CMU Intelligence Seminar: Adaptation, Inference, and Optimization: Speech Driven Machine Learning

Adaptation, Inference, and Optimization: Speech Driven Machine Learning
Jeff Bilmes
University of Washington

Speech applications (such as speech recognition) have a long history of utilizing statistical learning methodology. In this talk, we will describe how machine learning research can be motivated by the application of speech processing, including speech recognition and speech-based human-computer interaction. First, dynamic graphical models (e.g., DBNs, and CRFS) can be used to express many novel speech recognition procedures. We describe new methods to perform fast exact and approximate inference in such models. These methods involve, as expected, graph triangulation, conditioning, and search, but perhaps more surprisingly, also involve optimal bin packing, max-flow procedures, and submodular matchings. In the second part of the talk, we will describe a new speech application, the Vocal Joystick, for specifying multi-dimensional continuous control parameters using non-verbal vocalizations. This application has resulted in sample complexity bounds for model adaptation, and adaptation strategies for discriminative classifiers (SVMs and Neural Networks).

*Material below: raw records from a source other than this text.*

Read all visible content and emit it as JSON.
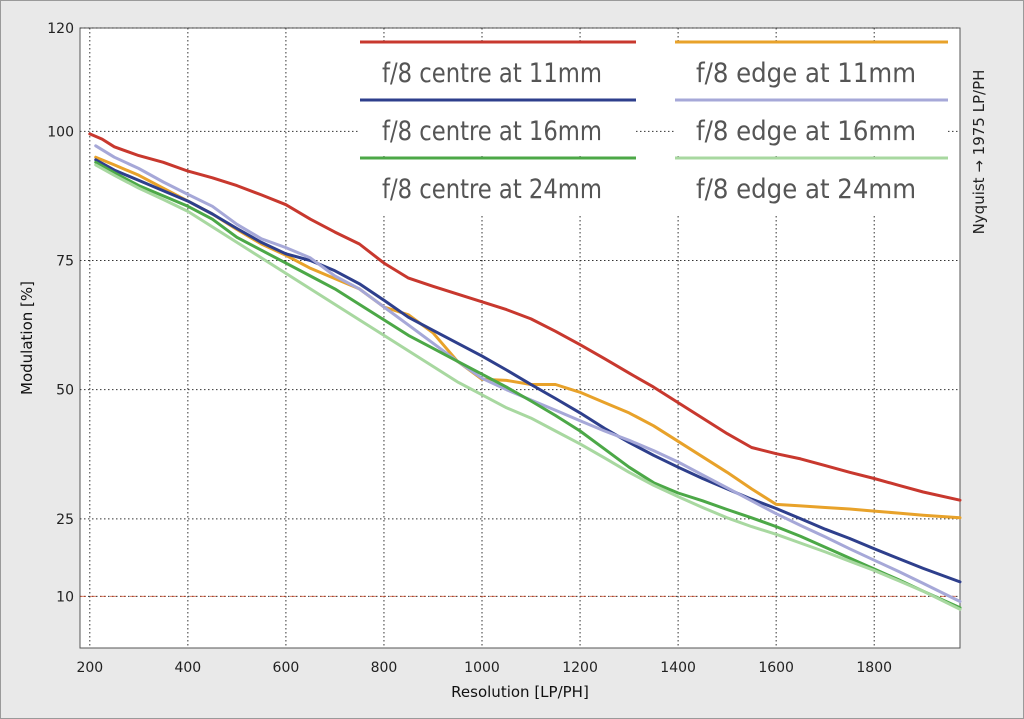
{
  "chart_data": {
    "type": "line",
    "xlabel": "Resolution [LP/PH]",
    "ylabel": "Modulation [%]",
    "xlim": [
      180,
      1975
    ],
    "ylim": [
      0,
      120
    ],
    "x_ticks": [
      200,
      400,
      600,
      800,
      1000,
      1200,
      1400,
      1600,
      1800
    ],
    "x_tick_labels": [
      "200",
      "400",
      "600",
      "800",
      "1000",
      "1200",
      "1400",
      "1600",
      "1800"
    ],
    "y_ticks": [
      10,
      25,
      50,
      75,
      100,
      120
    ],
    "y_tick_labels": [
      "10",
      "25",
      "50",
      "75",
      "100",
      "120"
    ],
    "grid": true,
    "legend_position": "top",
    "right_annotation": "Nyquist → 1975 LP/PH",
    "reference_line": {
      "y": 10,
      "color": "#cc4422"
    },
    "series": [
      {
        "name": "f/8 centre at 11mm",
        "color": "#c8382e",
        "x": [
          200,
          225,
          250,
          300,
          350,
          400,
          450,
          500,
          550,
          600,
          650,
          700,
          750,
          800,
          850,
          900,
          950,
          1000,
          1050,
          1100,
          1150,
          1200,
          1250,
          1300,
          1350,
          1400,
          1450,
          1500,
          1550,
          1600,
          1650,
          1700,
          1750,
          1800,
          1850,
          1900,
          1975
        ],
        "y": [
          99.5,
          98.5,
          97.0,
          95.3,
          94.0,
          92.3,
          91.0,
          89.5,
          87.7,
          85.8,
          83.0,
          80.5,
          78.2,
          74.5,
          71.6,
          70.0,
          68.5,
          67.0,
          65.5,
          63.7,
          61.3,
          58.7,
          56.0,
          53.2,
          50.5,
          47.5,
          44.5,
          41.5,
          38.8,
          37.6,
          36.6,
          35.3,
          34.0,
          32.8,
          31.5,
          30.2,
          28.6
        ]
      },
      {
        "name": "f/8 edge at 11mm",
        "color": "#e8a22a",
        "x": [
          212,
          250,
          300,
          350,
          400,
          450,
          500,
          550,
          600,
          650,
          700,
          750,
          800,
          850,
          900,
          950,
          1000,
          1050,
          1100,
          1150,
          1200,
          1250,
          1300,
          1350,
          1400,
          1450,
          1500,
          1550,
          1600,
          1650,
          1700,
          1750,
          1800,
          1850,
          1900,
          1975
        ],
        "y": [
          95.0,
          93.5,
          91.5,
          89.0,
          86.5,
          84.0,
          81.0,
          78.2,
          76.0,
          73.5,
          71.5,
          69.5,
          66.0,
          64.5,
          61.0,
          55.5,
          52.0,
          51.8,
          51.0,
          51.0,
          49.5,
          47.5,
          45.5,
          43.0,
          40.0,
          37.0,
          34.0,
          30.8,
          27.8,
          27.5,
          27.2,
          26.9,
          26.5,
          26.1,
          25.7,
          25.2
        ]
      },
      {
        "name": "f/8 centre at 16mm",
        "color": "#2e3f8c",
        "x": [
          212,
          250,
          300,
          350,
          400,
          450,
          500,
          550,
          600,
          650,
          700,
          750,
          800,
          850,
          900,
          950,
          1000,
          1050,
          1100,
          1150,
          1200,
          1250,
          1300,
          1350,
          1400,
          1450,
          1500,
          1550,
          1600,
          1650,
          1700,
          1750,
          1800,
          1850,
          1900,
          1975
        ],
        "y": [
          94.5,
          92.5,
          90.5,
          88.5,
          86.5,
          84.0,
          81.2,
          78.5,
          76.3,
          75.0,
          73.0,
          70.5,
          67.3,
          64.0,
          61.5,
          59.0,
          56.5,
          53.8,
          51.0,
          48.3,
          45.5,
          42.5,
          39.8,
          37.3,
          35.0,
          32.8,
          30.8,
          28.8,
          27.0,
          25.0,
          23.0,
          21.2,
          19.2,
          17.3,
          15.4,
          12.8
        ]
      },
      {
        "name": "f/8 edge at 16mm",
        "color": "#a6a8d8",
        "x": [
          212,
          250,
          300,
          350,
          400,
          450,
          500,
          550,
          600,
          650,
          700,
          750,
          800,
          850,
          900,
          950,
          1000,
          1050,
          1100,
          1150,
          1200,
          1250,
          1300,
          1350,
          1400,
          1450,
          1500,
          1550,
          1600,
          1650,
          1700,
          1750,
          1800,
          1850,
          1900,
          1975
        ],
        "y": [
          97.2,
          95.0,
          92.8,
          90.2,
          87.8,
          85.5,
          82.0,
          79.2,
          77.5,
          75.5,
          72.0,
          69.5,
          66.0,
          62.5,
          59.0,
          55.5,
          52.2,
          50.0,
          48.0,
          46.0,
          44.0,
          42.0,
          40.2,
          38.2,
          36.0,
          33.5,
          31.0,
          28.5,
          26.0,
          23.7,
          21.5,
          19.2,
          17.0,
          14.8,
          12.5,
          9.0
        ]
      },
      {
        "name": "f/8 centre at 24mm",
        "color": "#4ca847",
        "x": [
          212,
          250,
          300,
          350,
          400,
          450,
          500,
          550,
          600,
          650,
          700,
          750,
          800,
          850,
          900,
          950,
          1000,
          1050,
          1100,
          1150,
          1200,
          1250,
          1300,
          1350,
          1400,
          1450,
          1500,
          1550,
          1600,
          1650,
          1700,
          1750,
          1800,
          1850,
          1900,
          1975
        ],
        "y": [
          94.0,
          92.0,
          89.5,
          87.5,
          85.5,
          83.0,
          79.5,
          77.0,
          74.5,
          72.0,
          69.5,
          66.5,
          63.5,
          60.5,
          58.0,
          55.5,
          53.0,
          50.5,
          47.8,
          45.0,
          42.0,
          38.5,
          35.0,
          32.0,
          30.0,
          28.5,
          26.8,
          25.2,
          23.5,
          21.6,
          19.5,
          17.4,
          15.3,
          13.2,
          11.0,
          7.8
        ]
      },
      {
        "name": "f/8 edge at 24mm",
        "color": "#a8d8a0",
        "x": [
          212,
          250,
          300,
          350,
          400,
          450,
          500,
          550,
          600,
          650,
          700,
          750,
          800,
          850,
          900,
          950,
          1000,
          1050,
          1100,
          1150,
          1200,
          1250,
          1300,
          1350,
          1400,
          1450,
          1500,
          1550,
          1600,
          1650,
          1700,
          1750,
          1800,
          1850,
          1900,
          1975
        ],
        "y": [
          93.5,
          91.5,
          89.0,
          86.8,
          84.5,
          81.5,
          78.5,
          75.5,
          72.5,
          69.5,
          66.5,
          63.5,
          60.5,
          57.5,
          54.5,
          51.5,
          49.0,
          46.5,
          44.5,
          42.0,
          39.5,
          36.8,
          34.0,
          31.5,
          29.3,
          27.2,
          25.2,
          23.5,
          22.0,
          20.3,
          18.6,
          16.8,
          15.0,
          13.0,
          11.0,
          7.5
        ]
      }
    ]
  }
}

Speaker Bio.: Jeff A. Bilmes is an Associate Professor in the Department of Electrical Engineering at the University of Washington, Seattle (adjunct in Linguistics and in Computer Science and Engineering). He co-founded the Signal, Speech, and Language Interpretation Laboratory at the University. He received a masters degree from MIT, and a Ph.D. in Computer Science at the University of California, Berkeley. Jeff is the main author and designer of the graphical model toolkit (GMTK), and has done much research on both structure learning of and fast probabilistic inference in dynamic Graphical models. His main research lies in statistical graphical models, speech, language and time series, machine learning, human-computer interaction, combinatorial optimization, and high-performance computing. He was a general co-chair for IEEE ASRU 2003, and HLT/NAACL 2006. He is a member of the IEEE, ACM, and ACL, is a 2001 CRA Digital-Government Research Fellow, and is a 2001 recipient of the NSF CAREER award.